My mother taught me how to dig a grave with a trowel
and my bare hands, helped me lay to rest the dozen
fish, rats, and gerbils I got through from the age of
seven (I cried for every one). Our back garden was
a cemetery by the time I moved out. I find ritual in
burying the tiny body wrapped in kitchen roll every
time I lose another. I bought a trowel the first week
one of my rats started showing signs of his age, laid
a half-dozen of them to rest with it in the space of a
year. A year after that, I am digging in the community
garden behind my flat and when I have a hole deep
enough to stop the neighbourhood cats from digging
it up, I cast around for the tiny body wrapped in kitchen
roll, surprised when I find nothing but a strawberry
plant next to me. So practiced was the ritual of death
that I forgot that this time I practise only life. I pick up
the pot, roll it gently between my palms to loosen the
roots, ease the plant out by the base of the stalk. I
had forgotten that this, too, was a practiced process,
something my grandmother taught me. I lay it to rest
upright in the hole, fill the edges with soil again and
stamp it tight. I do not water it that day, something else
I read in a book once: it is hard enough for them that
their world goes from the cramped pot to the whole
open earth beneath them; do not overwhelm them with
an unexpected shower too.
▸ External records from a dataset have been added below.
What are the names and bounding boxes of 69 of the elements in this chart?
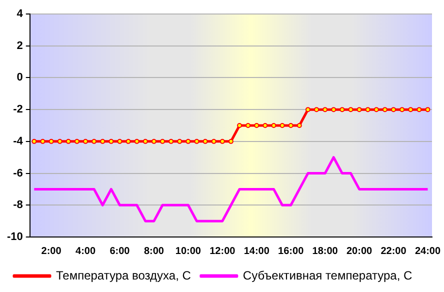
point	[202, 138, 208, 144]
y-tick-label: 2	[16, 40, 23, 52]
point	[228, 138, 234, 144]
point	[160, 138, 166, 144]
y-tick-label: -6	[13, 167, 23, 180]
point	[40, 138, 46, 144]
point	[48, 138, 54, 144]
y-tick-label: -10	[6, 231, 23, 244]
y-tick-label: 4	[16, 8, 24, 20]
point	[246, 123, 251, 128]
point	[262, 123, 268, 128]
point	[66, 138, 71, 144]
point	[382, 107, 388, 112]
y-tick-label: -4	[13, 135, 24, 148]
point	[117, 138, 122, 144]
point	[356, 107, 362, 112]
x-tick-label: 16:00	[278, 246, 304, 257]
point	[220, 138, 225, 144]
point	[57, 138, 62, 144]
point	[134, 138, 140, 144]
point	[322, 107, 328, 112]
point	[280, 123, 285, 128]
point	[186, 138, 191, 144]
x-tick-label: 20:00	[346, 246, 373, 257]
point	[348, 107, 354, 112]
point	[194, 138, 200, 144]
x-tick-label: 22:00	[380, 246, 407, 257]
point	[288, 123, 294, 128]
point	[142, 138, 148, 144]
point	[340, 107, 345, 112]
point	[400, 107, 405, 112]
x-tick-label: 12:00	[210, 246, 236, 257]
x-tick-label: 6:00	[110, 246, 130, 257]
point	[365, 107, 370, 112]
x-tick-label: 4:00	[76, 246, 96, 257]
point	[83, 138, 88, 144]
point	[314, 107, 320, 112]
point	[374, 107, 379, 112]
point	[416, 107, 422, 112]
point	[254, 123, 260, 128]
point	[100, 138, 106, 144]
point	[168, 138, 174, 144]
x-tick-label: 8:00	[144, 246, 164, 257]
x-tick-label: 2:00	[41, 246, 62, 257]
point	[425, 107, 430, 112]
y-tick-label: 0	[16, 72, 23, 84]
point	[305, 107, 310, 112]
point	[108, 138, 114, 144]
point	[74, 138, 80, 144]
legend-label: Температура воздуха, С	[56, 268, 192, 282]
point	[271, 123, 276, 128]
point	[177, 138, 182, 144]
point	[391, 107, 396, 112]
point	[92, 138, 97, 144]
point	[32, 138, 37, 144]
y-tick-label: -8	[13, 199, 23, 212]
point	[408, 107, 414, 112]
y-tick-label: -2	[13, 104, 23, 116]
point	[237, 123, 242, 128]
x-tick-label: 18:00	[312, 246, 338, 257]
legend-label: Субъективная температура, С	[242, 268, 412, 282]
point	[211, 138, 216, 144]
x-tick-label: 24:00	[414, 246, 441, 257]
x-tick-label: 10:00	[175, 246, 202, 257]
point	[296, 123, 302, 128]
x-tick-label: 14:00	[244, 246, 270, 257]
point	[126, 138, 131, 144]
point	[151, 138, 156, 144]
point	[331, 107, 336, 112]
It is the same kindness,
really, to plant as to lay to rest. I consider apologising
to my trowel as I take it back upstairs, for not using it
for this purpose before now, but I do not. Whatever
goes into the earth, it is all the same to the trowel. It
is still a digging, still a scrabbling at soil, still a placing,
still a gentle practise. Still a ritual. The trowel knows
not whether it fertilises or unearths, buries or plants,
only that there is the same worship in the movement.